The provision for loan losses was $55,000 and $155,000 for the three
and nine months ended September 30, 1998 and 1997, respectively, based upon
management's assessment of reasonably foreseeable losses inherent in the
loan portfolio for each period.
Noninterest income for the three and nine months ended September 30,
1998 was $234,000 and $548,000, respectively, compared to $120,000 and
$343,000, respectively, for the same periods in 1997. The increases are due
primarily to higher service fee income on an increased average balance of
deposits, and income from servicing rights and gains on the sale of loans to
Freddie Mac.
<PAGE> 10.
Noninterest expense for the three and nine months ended September 30,
1998 was $1.6 million and $5.0 million, respectively, compared to $1.6
million and $4.7 million for the three and nine months ended September 30,
1997, respectively. Salaries and employee benefits expense for the third
quarter and first nine months of 1998 amounted to $846,000 and $2.5 million,
respectively, compared to $814,000 and $2.3 million for the third quarter
and first nine months of 1997, respectively, due to a higher number of full-
time equivalent employees and normal pay increases. State franchise tax has
been reduced from $192,000 and $570,000 for the third quarter and first nine
months of 1997, respectively, to $120,000 and $361,000 for the third quarter
and first nine months in 1998, respectively, due to an intercompany dividend
from Industrial Savings to Industrial Bancorp late in 1997. Depreciation
expense increased to $91,000 and $287,000 during the three and nine months
ended September 30, 1998, respectively, compared to $74,000 and $209,000
during the same periods in 1997, respectively, as a result of a substantial
upgrade in technology completed during the first quarter of 1998.
Year 2000 Issues
The Association's lending and deposit activities are almost entirely
dependent upon computer systems which process and record transactions,
although the Association can effectively operate with manual systems for
brief periods when its electronic systems malfunction or cannot be accessed.
The Association has contracted with and uses a nationally- recognized data
processing service bureau which specializes in data processing of financial
institutions. In addition to its basic operating activities, the
Association's facilities and communications equipment are dependent to
varying degrees upon computer systems.
The Company is aware of the potential Year 2000 related problems that
may affect the computers that control or operate the Association's operating
systems and infrastructure.
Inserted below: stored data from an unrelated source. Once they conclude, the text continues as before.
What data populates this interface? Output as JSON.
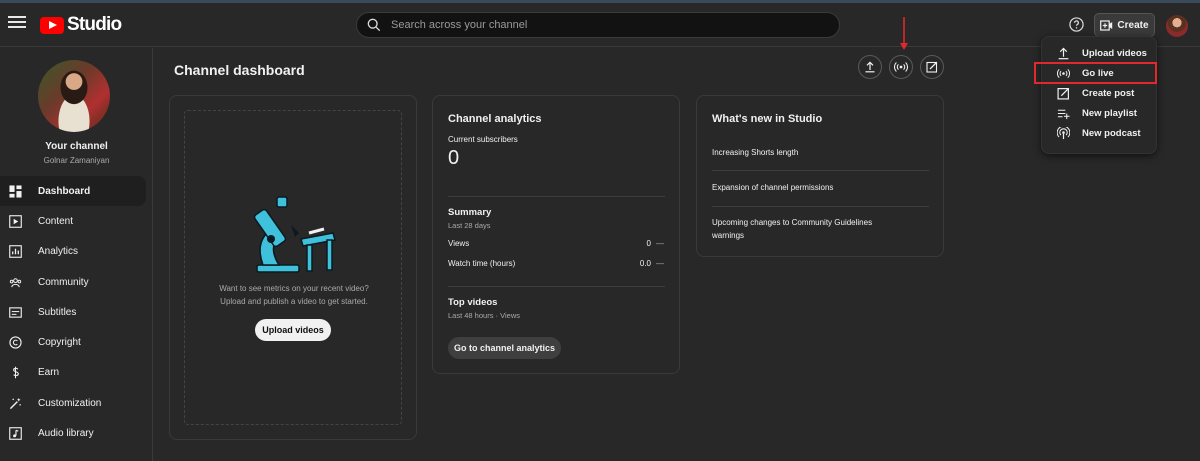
{
  "app": {
    "logo_text": "Studio"
  },
  "search": {
    "placeholder": "Search across your channel"
  },
  "header": {
    "create_label": "Create"
  },
  "channel": {
    "name": "Your channel",
    "username": "Golnar Zamaniyan"
  },
  "sidebar": {
    "items": [
      {
        "label": "Dashboard",
        "icon": "dashboard-icon",
        "active": true
      },
      {
        "label": "Content",
        "icon": "content-icon"
      },
      {
        "label": "Analytics",
        "icon": "analytics-icon"
      },
      {
        "label": "Community",
        "icon": "community-icon"
      },
      {
        "label": "Subtitles",
        "icon": "subtitles-icon"
      },
      {
        "label": "Copyright",
        "icon": "copyright-icon"
      },
      {
        "label": "Earn",
        "icon": "earn-icon"
      },
      {
        "label": "Customization",
        "icon": "customization-icon"
      },
      {
        "label": "Audio library",
        "icon": "audio-library-icon"
      }
    ]
  },
  "page": {
    "title": "Channel dashboard"
  },
  "upload_card": {
    "message_line1": "Want to see metrics on your recent video?",
    "message_line2": "Upload and publish a video to get started.",
    "button_label": "Upload videos"
  },
  "analytics_card": {
    "title": "Channel analytics",
    "subscribers_label": "Current subscribers",
    "subscribers_value": "0",
    "summary_title": "Summary",
    "summary_period": "Last 28 days",
    "metrics": [
      {
        "label": "Views",
        "value": "0",
        "trend": "—"
      },
      {
        "label": "Watch time (hours)",
        "value": "0.0",
        "trend": "—"
      }
    ],
    "top_videos_title": "Top videos",
    "top_videos_period": "Last 48 hours · Views",
    "button_label": "Go to channel analytics"
  },
  "news_card": {
    "title": "What's new in Studio",
    "items": [
      "Increasing Shorts length",
      "Expansion of channel permissions",
      "Upcoming changes to Community Guidelines warnings"
    ]
  },
  "create_menu": {
    "items": [
      {
        "label": "Upload videos",
        "icon": "upload-icon"
      },
      {
        "label": "Go live",
        "icon": "live-icon",
        "highlighted": true
      },
      {
        "label": "Create post",
        "icon": "post-icon"
      },
      {
        "label": "New playlist",
        "icon": "playlist-add-icon"
      },
      {
        "label": "New podcast",
        "icon": "podcast-icon"
      }
    ]
  },
  "colors": {
    "brand": "#ff0000",
    "highlight": "#e0282e",
    "background": "#282828",
    "illustration": "#3fc1dc"
  }
}
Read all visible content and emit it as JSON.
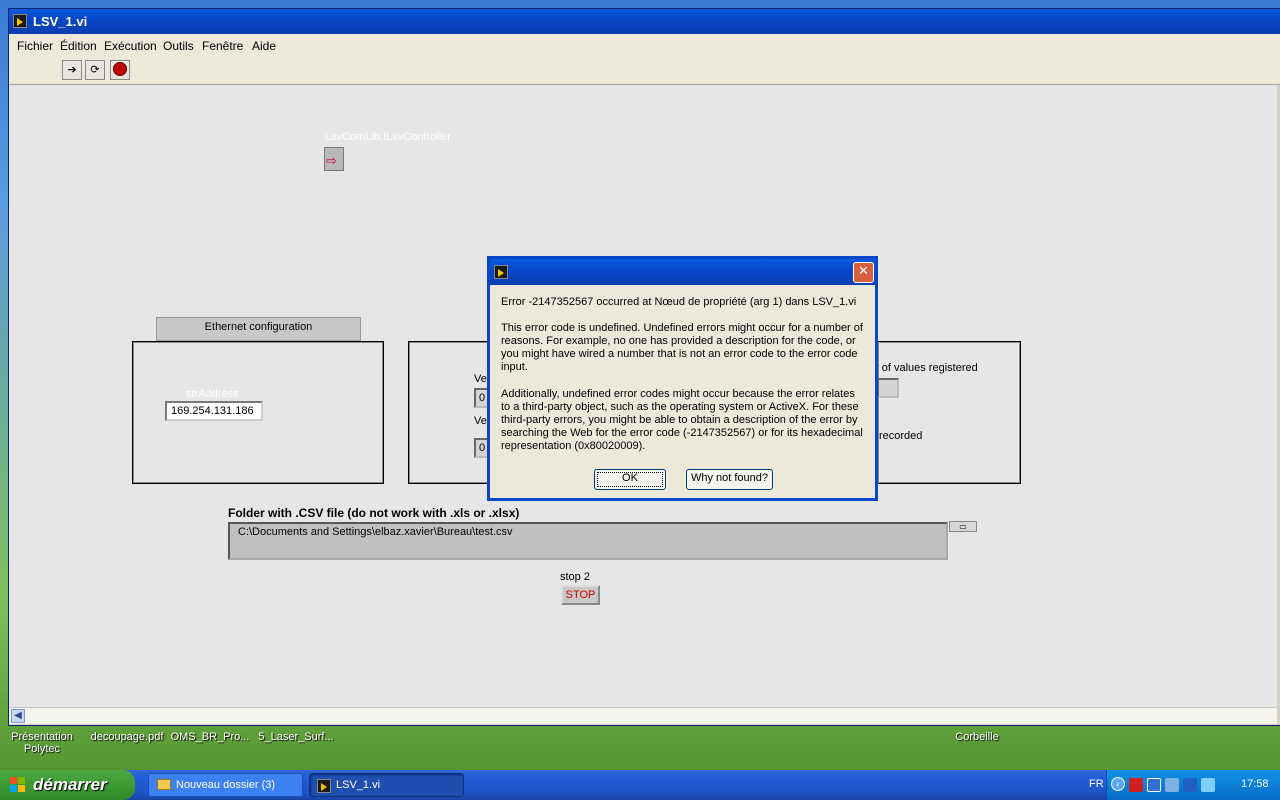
{
  "window": {
    "title": "LSV_1.vi",
    "menu": [
      "Fichier",
      "Édition",
      "Exécution",
      "Outils",
      "Fenêtre",
      "Aide"
    ]
  },
  "panel": {
    "property_node_label": "LsvComLib.ILsvController",
    "ethernet_tab": "Ethernet configuration",
    "str_address_label": "strAddress",
    "str_address_value": "169.254.131.186",
    "vel_label_1": "Vel",
    "vel_value_1": "0",
    "vel_label_2": "Vel",
    "vel_value_2": "0",
    "values_registered_label": "r of values registered",
    "recorded_label": "recorded",
    "folder_label": "Folder with .CSV file (do not work with .xls or .xlsx)",
    "path_value": "C:\\Documents and Settings\\elbaz.xavier\\Bureau\\test.csv",
    "stop_label": "stop 2",
    "stop_button": "STOP"
  },
  "dialog": {
    "close_glyph": "✕",
    "line1": "Error -2147352567 occurred at Nœud de propriété (arg 1) dans LSV_1.vi",
    "para1": "This error code is undefined. Undefined errors might occur for a number of reasons. For example, no one has provided a description for the code, or you might have wired a number that is not an error code to the error code input.",
    "para2": "Additionally, undefined error codes might occur because the error relates to a third-party object, such as the operating system or ActiveX. For these third-party errors, you might be able to obtain a description of the error by searching the Web for the error code (-2147352567) or for its hexadecimal representation (0x80020009).",
    "ok_button": "OK",
    "why_button": "Why not found?"
  },
  "desktop": {
    "icons": [
      "Présentation Polytec",
      "decoupage.pdf",
      "OMS_BR_Pro...",
      "5_Laser_Surf...",
      "Corbeille"
    ]
  },
  "taskbar": {
    "start": "démarrer",
    "tasks": [
      "Nouveau dossier (3)",
      "LSV_1.vi"
    ],
    "lang": "FR",
    "clock": "17:58",
    "colors": {
      "start": "#3c9a33",
      "bar": "#245edb",
      "tray": "#0c7fd8"
    }
  }
}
In 1997, the Bank formed a Year 2000 committee
and assigned them the task of identifying any Year 2000 related problems
that may be experienced by the Association's computer-dependent systems.
The Association determined that the front-line teller operating system then
in place was not Year 2000 compliant and that the provider had no plans to
bring the system into compliance. As a result, the Association invested
$660,000 in a new teller transaction system, which consists of Year 2000
compliant hardware and software. The conversion to the new operating system
was completed in April 1998.
<PAGE> 11.
The Association has contacted the companies that supply or service the
Association's computer-dependent systems to obtain confirmation that each
are either currently or expected to be Year 2000 compliant. In particular,
the Association is participating in, monitoring the progress of, and reviewing
the results of the testing conducted by its service bureau, whose data
processing services are deemed critical to the ongoing operations of the
Association. Written results of this testing are expected by yearend,
however, verbal assurances have already been given that testing completed to
date indicates that their data processing services will be Year 2000
compliant by the end of 1998.
As a contingency plan, however, the Association has determined that if
its service bureau, or any of its service providers, were to have their
systems fail, the Association would implement manual systems until such
systems could be re-established. The Association does not anticipate that
such short-term manual systems would have a material adverse impact upon the
operations of the Association. Excluding the costs associated with the
conversion to the new teller transaction operating system, the Association
has incurred approximately $5,000 of expense in connection with research,
planning, and testing of Year 2000 issues.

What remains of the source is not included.